The OB ward is long, barrack-shaped, concrete.  Triage begins in a foyer.  Perhaps 20 women in colorful khangas waiting for a nurse-midwife to check them in and do an initial assessment.  Cervical dilation. Blood pressure.  A few questions.  Eventually these women will join about 45 others in various stages of labor and with a variety of high-risk conditions.  Malaria. Previous C-section.  Pre-eclampsia.  There is so much going on in that small space. Read More

It is not possible to know what to do first.

Rose, age 20, did absolutely everything right – first prenatal visit at 12 weeks, six more during her pregnancy, all the right lab tests. She came in in early labor on 27 April.  We saw her on 3 May.  Along with 64 other women in labor.  She was in the cot at the end of the ward.
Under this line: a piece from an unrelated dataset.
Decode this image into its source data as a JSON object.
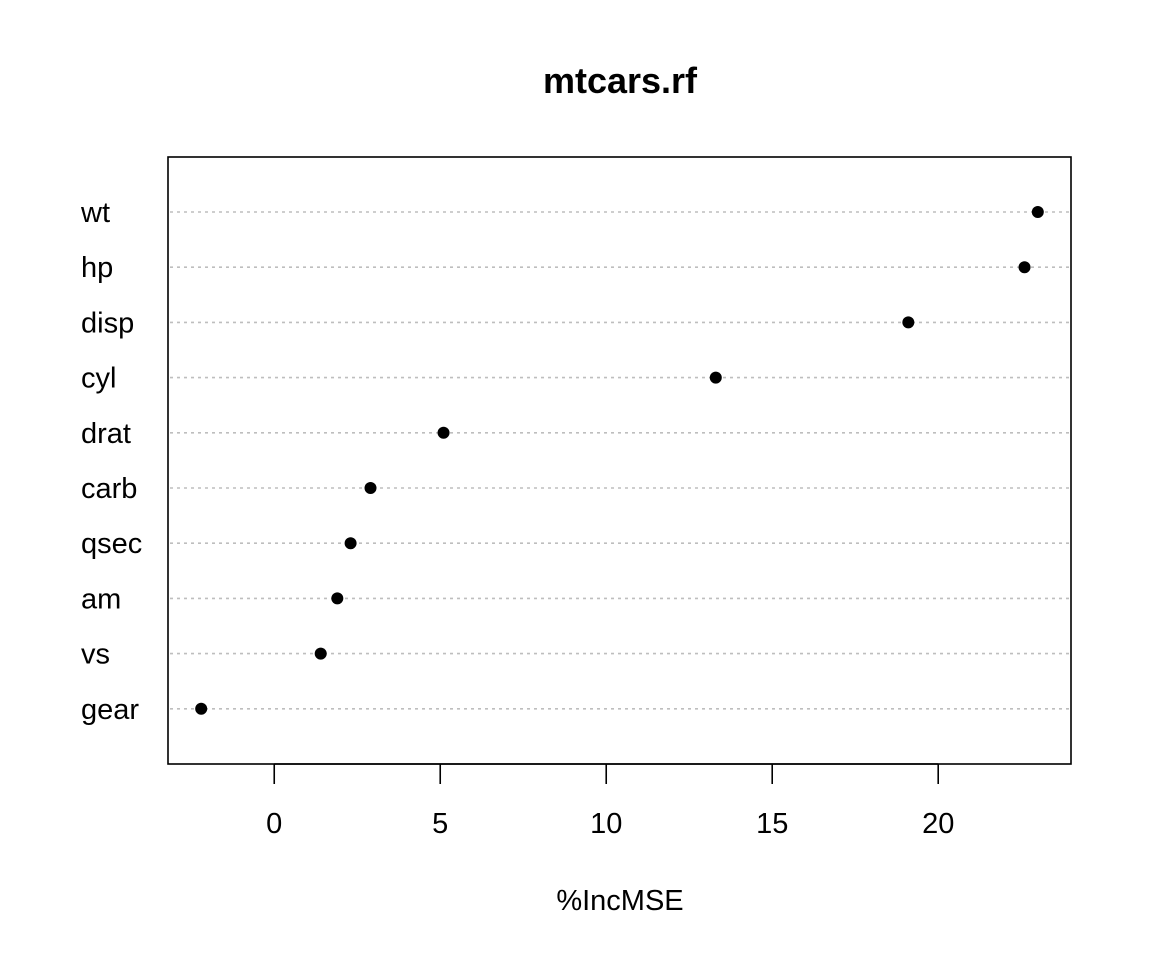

There is no morning report or hand-off.  It is not a problem, until it is a problem. With the limited resources available, people can respond to problems only when they occur rather than proactively preventing them.
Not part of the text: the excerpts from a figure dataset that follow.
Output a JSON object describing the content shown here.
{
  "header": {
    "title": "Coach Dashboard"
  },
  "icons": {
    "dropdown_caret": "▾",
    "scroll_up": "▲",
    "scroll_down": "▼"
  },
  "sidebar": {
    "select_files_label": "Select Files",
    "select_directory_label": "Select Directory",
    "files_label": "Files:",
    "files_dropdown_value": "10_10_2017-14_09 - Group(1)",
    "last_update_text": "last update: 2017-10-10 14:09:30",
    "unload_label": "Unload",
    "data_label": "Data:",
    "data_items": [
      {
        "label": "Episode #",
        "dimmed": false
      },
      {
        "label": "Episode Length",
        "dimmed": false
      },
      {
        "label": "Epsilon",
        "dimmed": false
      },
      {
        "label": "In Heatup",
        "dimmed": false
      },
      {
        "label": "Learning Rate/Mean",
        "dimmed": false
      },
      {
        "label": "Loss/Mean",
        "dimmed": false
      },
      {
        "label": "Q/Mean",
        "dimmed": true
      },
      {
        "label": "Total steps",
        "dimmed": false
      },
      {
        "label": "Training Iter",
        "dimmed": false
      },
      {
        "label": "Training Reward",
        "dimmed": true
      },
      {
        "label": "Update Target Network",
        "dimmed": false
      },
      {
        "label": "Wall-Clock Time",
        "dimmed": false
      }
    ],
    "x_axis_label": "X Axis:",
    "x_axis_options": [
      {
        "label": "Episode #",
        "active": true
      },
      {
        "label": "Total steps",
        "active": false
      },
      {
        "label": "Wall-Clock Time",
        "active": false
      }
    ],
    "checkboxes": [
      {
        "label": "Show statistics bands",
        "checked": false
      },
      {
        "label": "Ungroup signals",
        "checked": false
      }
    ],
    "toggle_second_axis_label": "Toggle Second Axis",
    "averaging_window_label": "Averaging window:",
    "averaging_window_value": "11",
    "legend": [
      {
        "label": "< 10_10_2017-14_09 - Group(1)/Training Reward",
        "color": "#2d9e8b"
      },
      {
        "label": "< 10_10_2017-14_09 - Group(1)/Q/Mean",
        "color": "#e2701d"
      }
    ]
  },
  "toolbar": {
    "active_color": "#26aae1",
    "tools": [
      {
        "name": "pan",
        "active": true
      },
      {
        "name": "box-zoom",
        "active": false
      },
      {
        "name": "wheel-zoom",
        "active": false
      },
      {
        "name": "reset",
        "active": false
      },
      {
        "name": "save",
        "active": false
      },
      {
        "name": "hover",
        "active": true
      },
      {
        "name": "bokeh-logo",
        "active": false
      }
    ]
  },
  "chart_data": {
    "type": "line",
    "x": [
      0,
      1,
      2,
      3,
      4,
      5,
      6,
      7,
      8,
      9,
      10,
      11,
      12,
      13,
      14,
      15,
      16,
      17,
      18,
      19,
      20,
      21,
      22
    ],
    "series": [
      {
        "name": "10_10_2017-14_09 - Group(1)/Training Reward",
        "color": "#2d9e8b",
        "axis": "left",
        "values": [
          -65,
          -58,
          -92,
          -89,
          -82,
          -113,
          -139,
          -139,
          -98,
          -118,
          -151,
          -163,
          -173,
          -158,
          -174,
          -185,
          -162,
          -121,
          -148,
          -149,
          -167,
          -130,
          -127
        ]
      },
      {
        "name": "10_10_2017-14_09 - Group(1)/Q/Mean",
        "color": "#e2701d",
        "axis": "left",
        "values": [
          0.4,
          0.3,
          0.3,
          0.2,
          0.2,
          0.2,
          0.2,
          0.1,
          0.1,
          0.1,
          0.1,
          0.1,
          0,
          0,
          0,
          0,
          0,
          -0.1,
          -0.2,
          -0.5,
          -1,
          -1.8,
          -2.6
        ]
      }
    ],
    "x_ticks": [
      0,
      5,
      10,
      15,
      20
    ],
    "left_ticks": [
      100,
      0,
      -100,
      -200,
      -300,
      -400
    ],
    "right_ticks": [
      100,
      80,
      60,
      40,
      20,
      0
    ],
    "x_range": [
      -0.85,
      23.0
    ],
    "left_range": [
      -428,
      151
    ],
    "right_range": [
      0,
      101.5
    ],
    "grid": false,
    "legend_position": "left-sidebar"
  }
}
Rose was in the normal labor pile, her prenatal record poorly filled out, partographs rarely used.  It was not easy to decipher her story from the chart.  Before we even got to that story, we heard a loud cry and saw Rose was about to deliver.  She was walked through the double doors and helped onto a delivery bed. It took a long time for the head to deliver.  It was immediately obvious.  A fresh stillbirth.

The last exam was 24 hours earlier.  7 cm dilated.  She should have been delivered long ago.  Days ago. The last fetal heart rate was also taken 24 hours earlier.  Eight checks in eight days of labor.  None in 24 hours.  In active labor. In a health care facility.

Much will need to change.  And it can change.  Must change.

The numbers frame the story.  Rose is not just one of those numbers.  She is the loud cry at the end of the ward.